Your function will recieve a reference to whatever object was clicked as an argument. This will work for all objects, not just images. Now you can read the properties of the object:

myFunction(obj) {
alert(obj.src);
alert(obj.border);
alert(obj.alt);
}

You can now reconstruct a string for an HTML tag that has the same properties as the one that was clicked. The order of the attributes in your string may be different, but does that really matter?

I'd do it like that if I were you, but I'm now going to show how to take things a step further...
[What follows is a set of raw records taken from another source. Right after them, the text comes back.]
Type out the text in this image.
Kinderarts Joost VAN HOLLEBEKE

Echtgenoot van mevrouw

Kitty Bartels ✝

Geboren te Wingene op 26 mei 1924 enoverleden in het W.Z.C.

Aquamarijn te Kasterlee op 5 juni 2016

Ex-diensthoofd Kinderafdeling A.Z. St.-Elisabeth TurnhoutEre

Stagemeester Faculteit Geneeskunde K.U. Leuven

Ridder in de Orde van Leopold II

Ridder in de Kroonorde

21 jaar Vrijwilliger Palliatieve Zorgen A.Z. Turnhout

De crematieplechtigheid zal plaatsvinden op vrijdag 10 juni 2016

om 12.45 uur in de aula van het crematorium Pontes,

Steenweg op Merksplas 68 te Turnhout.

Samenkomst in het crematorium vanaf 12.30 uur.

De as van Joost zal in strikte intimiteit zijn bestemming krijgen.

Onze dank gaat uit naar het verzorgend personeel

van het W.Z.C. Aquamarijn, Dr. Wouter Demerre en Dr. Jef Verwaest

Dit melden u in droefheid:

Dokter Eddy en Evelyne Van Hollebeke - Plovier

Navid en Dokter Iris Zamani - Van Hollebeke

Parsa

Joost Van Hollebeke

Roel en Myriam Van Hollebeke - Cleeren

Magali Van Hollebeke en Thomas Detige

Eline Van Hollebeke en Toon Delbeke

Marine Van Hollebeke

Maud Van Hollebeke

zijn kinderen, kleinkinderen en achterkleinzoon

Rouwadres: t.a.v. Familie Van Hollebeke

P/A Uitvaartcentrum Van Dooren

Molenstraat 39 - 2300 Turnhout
What if you want to make sure you don't miss any properties? It's possible to loop though every property for an object like this:

myFunction(obj) {
for (var prop in obj) {
str = str + prop + " = " + obj[prop] + "\n";
}
alert(str);
}

All I've done there is build a string listing the property name, and equals sign, and the property value. The "\n" adds a newline character. You can do whatever string building you like to build your HTML tag. Warning: there are a zillion properties you probably never knew existed, and many don't have valid attributes in HTML!

megh

4:42 am on Mar 11, 2004 (gmt 0)

10+ Year Member



Hi
I could not pass <b>this</b> as my function was a click on the toolbar or on the onContextMenu event. But what i did was to try your for(var in obj) statement and came up with numerous properties and methods and events. Out of which i got the attribute parentElement. This gave me the href attribute of the anchor tag that was surrounding the image. This is a mighty powerful property in such cases. I always had a feeling that i could use it only with thw window object.
Thanks a lot mate.

Purple Martin

5:22 am on Mar 11, 2004 (gmt 0)

WebmasterWorld Senior Member 10+ Year Member



Of course - you can use .parentElement.innerHTML to get the exact img tag! Wish I'd thought of that. Nice one.